- Bluffton Location in Alabama.
- Coordinates: 34°00′25″N 85°26′24″W﻿ / ﻿34.00694°N 85.44000°W
- Country: United States
- State: Alabama
- County: Cherokee
- Elevation: 850 ft (260 m)
- Time zone: UTC-6 (Central (CST))
- • Summer (DST): UTC-5 (CDT)
- Area codes: 256 & 938
- GNIS feature ID: 156087

= Bluffton, Alabama =

Bluffton is an unincorporated community in Cherokee County, Alabama, United States.

==History==
Bluffton was founded as a mining community in 1888. In 1890, Bluffton was home to approximately 8,000 residents.
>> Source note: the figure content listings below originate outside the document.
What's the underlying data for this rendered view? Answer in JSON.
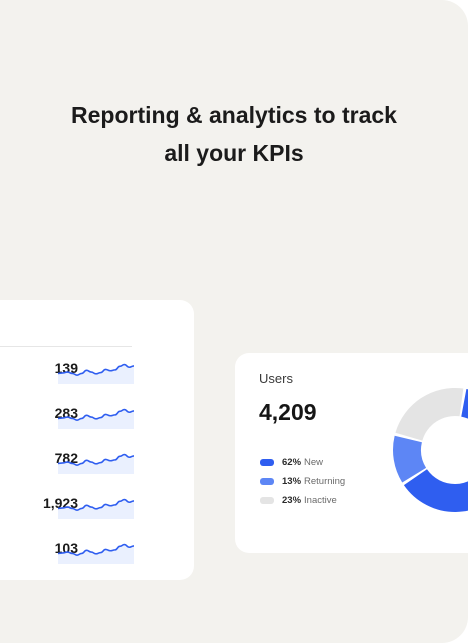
{
  "headline": {
    "line1": "Reporting & analytics to track",
    "line2": "all your KPIs"
  },
  "metrics": [
    {
      "value": "139"
    },
    {
      "value": "283"
    },
    {
      "value": "782"
    },
    {
      "value": "1,923"
    },
    {
      "value": "103"
    }
  ],
  "users_card": {
    "title": "Users",
    "total": "4,209",
    "segments": [
      {
        "pct": "62%",
        "label": "New",
        "share": 62,
        "color": "#2f5ef0"
      },
      {
        "pct": "13%",
        "label": "Returning",
        "share": 13,
        "color": "#5d86f5"
      },
      {
        "pct": "23%",
        "label": "Inactive",
        "share": 23,
        "color": "#e4e4e4"
      }
    ]
  },
  "colors": {
    "accent": "#2f5ef0",
    "background": "#f3f2ee",
    "card": "#ffffff"
  }
}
The Bluffton Land, Ore and Furnace Company operated an iron mine in the area, and was also responsible for building the Signal Hotel, which at one point hosted Rudyard Kipling. The Signal Hotel was the first structure in Cherokee County with electric lights. Bluffton had one newspaper, the Bluffton Mascot, and was home to a Methodist Episcopal church and Salem Baptist Church, which is still in use today. Bluffton was also the planned site of a college, The University of the Southland. A groundbreaking took place on April 24, 1889, but the college was never built. Besides the iron mines, Bluffton was home to a water works system, school, post office, and Cherokee County's first electrical generating plant. Even so, Bluffton's ore fields did not meet the expectations of their investors and higher grade iron was available closer to Birmingham. Commercial businesses began to fail, and Bluffton soon came to be considered a ghost town.

A post office was operated in Bluffton from 1888 to 1934.